Just bad luck on both parties’ parts? No.

The whole presidential election process makes more sense if seen as a contest to reward the most evil person available. It’s not just that a few bad eggs inexplicably ruin an otherwise good system. The system rewards whomever says he or she will be most vigorous in bossing other people around with jail threats and taking their stuff. Those aren’t things good people do. Of course monsters are winning. They almost always do.

Now, I’m not the sort of anarchist who denies you your right to vote defensively. Try to get the least-dangerous person elected if you think you can. I have no quarrel with that (in November, I’ll likely vote for Gary Johnson or whoever else wins the Libertarian nomination, and in the interim I’ll keep wishing more Republicans would drop out so that one of them has a chance of beating Trump, but the other Republicans may by now have made the cynical calculation that whoever comes in second gets to be Trump’s veep and that it’s therefore best to hold on to the very end, party and nation be damned).

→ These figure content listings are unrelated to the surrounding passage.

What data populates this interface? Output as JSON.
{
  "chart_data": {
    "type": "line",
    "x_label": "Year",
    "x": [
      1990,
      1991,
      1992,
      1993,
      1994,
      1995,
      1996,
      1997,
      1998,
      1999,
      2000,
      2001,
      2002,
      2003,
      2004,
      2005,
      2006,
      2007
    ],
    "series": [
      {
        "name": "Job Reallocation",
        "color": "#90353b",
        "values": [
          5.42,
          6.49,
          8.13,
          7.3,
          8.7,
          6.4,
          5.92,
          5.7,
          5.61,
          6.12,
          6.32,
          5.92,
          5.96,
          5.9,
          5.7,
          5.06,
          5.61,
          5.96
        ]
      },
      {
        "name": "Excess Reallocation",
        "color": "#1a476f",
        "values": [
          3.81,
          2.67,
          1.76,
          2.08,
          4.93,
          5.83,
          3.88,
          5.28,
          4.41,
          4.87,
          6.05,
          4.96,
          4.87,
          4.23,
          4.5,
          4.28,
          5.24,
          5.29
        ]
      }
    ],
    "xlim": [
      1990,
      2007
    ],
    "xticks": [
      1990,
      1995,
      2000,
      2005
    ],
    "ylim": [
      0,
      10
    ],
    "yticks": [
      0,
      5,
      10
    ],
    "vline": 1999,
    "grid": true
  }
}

Don’t pretend that trying to vote in the least-dangerous person usually works, though. Mencken called democratic elections—even perfectly smooth-running ones—an “advance auction sale of stolen goods.” Your fellow citizens are looking for the most effective criminal available for the gig. Just like the evil globalist elites caricatured on last night’s X-Files finale, citizens assume that someone has to be in charge and that it may as well be someone callous and sadistic enough to relish the role: a Trump, a Putin, a Clinton, a Peron. (I was a guest on Lucy Steigerwald’s podcast discussing Trump and fascist tendencies last month and, for those nerds interested, was on discussing Star Wars the month before that.)

Ask people to pick a ruler, that’s what they’ll pick. The only real victory comes when we stop asking them to do that.